NSE brings six banks on board ahead of derivatives market launch

An investor at the Nairobi Securities Exchange offices. PHOTO | FILE

What you need to know:

  • NSE said the banks have been brought on to handle the Central Counter Party (CCP) clearing system that the bourse will use to trade derivatives.
  • As clearance and settlement agents, the banks are the intermediary between two trading participants in the market, guaranteeing that the obligations of the seller and buyer will be met and therefore cutting down risk of default.
  • The lenders will be required to have adequate levels of liquidity.

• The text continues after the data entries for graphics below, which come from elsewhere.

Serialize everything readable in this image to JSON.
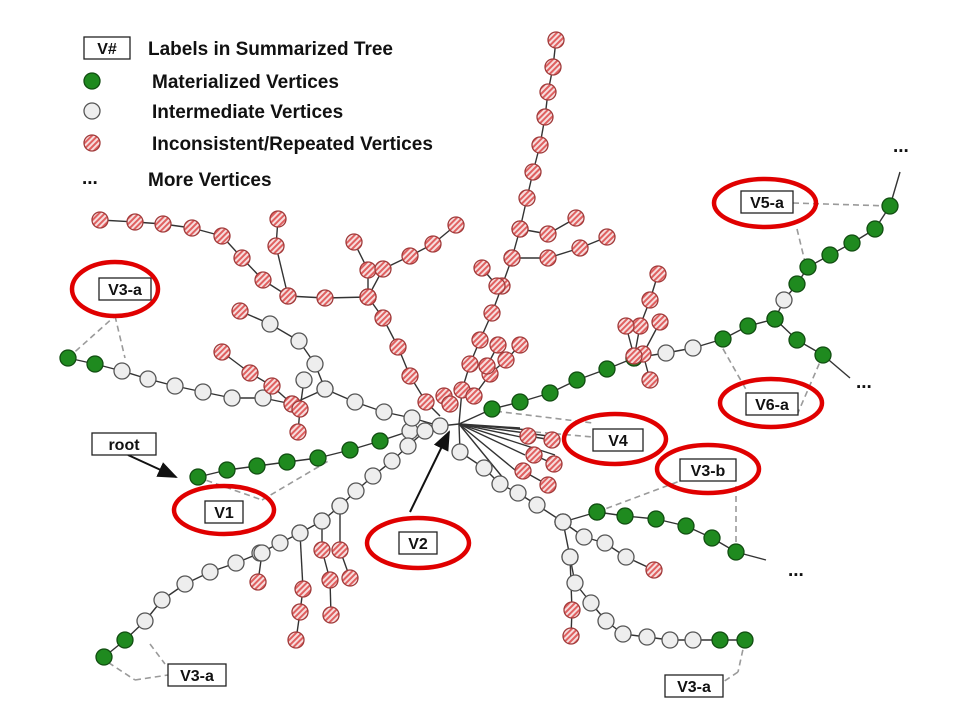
{
  "legend": {
    "items": [
      {
        "symbol": "label-box",
        "box_text": "V#",
        "text": "Labels in Summarized Tree"
      },
      {
        "symbol": "materialized",
        "text": "Materialized Vertices"
      },
      {
        "symbol": "intermediate",
        "text": "Intermediate Vertices"
      },
      {
        "symbol": "inconsistent",
        "text": "Inconsistent/Repeated Vertices"
      },
      {
        "symbol": "ellipsis",
        "glyph": "...",
        "text": "More Vertices"
      }
    ]
  },
  "colors": {
    "materialized": "#1f8a1f",
    "intermediate": "#eeeeee",
    "inconsistent_stripe": "#e06060",
    "highlight_ring": "#e00000"
  },
  "labels": {
    "root": "root",
    "v1": "V1",
    "v2": "V2",
    "v3a_upper": "V3-a",
    "v3a_lower_left": "V3-a",
    "v3a_lower_right": "V3-a",
    "v3b": "V3-b",
    "v4": "V4",
    "v5a": "V5-a",
    "v6a": "V6-a"
  },
  "more_marker": "..."
}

The Nairobi Securities Exchange (NSE) has signed up six commercial banks to act as clearing members ahead of the upcoming trade in derivatives.

The exchange said Wednesday that Barclays Bank, Co-operative Bank, CFC Stanbic Bank, NIC Bank, Chase Bank and Commercial Bank of Africa have been brought on to handle the central counter party (CCP) clearing system that the bourse will use to trade derivatives.

“Since the NSE Derivatives contracts will be exchange traded, clearing members will be essential constituents of the central counter party (CCP) clearing ecosystem. They will, by performing the central tasks of clearing and settling transactions, bolster the NSE’s capabilities to start the trading of derivatives,” said the NSE in a statement.

As clearance and settlement agents, the banks are the intermediary between two trading participants in the market, guaranteeing that the obligations of the seller and buyer will be met and therefore cutting down risk of default.

The lenders are thus required to have adequate levels of liquidity, with the NSE derivatives rules require that the clearing members each have a capital adequacy of at least Sh1 billion.

In addition, they pay an initial membership fee of Sh500,000 and an annual fee of Sh100,000.

The system being used by the NSE is the opposite of the over the counter derivatives market, in which buyers and sellers negotiate trades amongst themselves without going through an exchange or other intermediaries, meaning that there is no fall back if one is unable to cover their obligation.

A derivative is a financial instrument whose value depends on the value of an underlying asset, usually a commodity, bond, equity or currency.

The Capital Markets Authority licensed the NSE to operate a derivatives and futures market in October last year.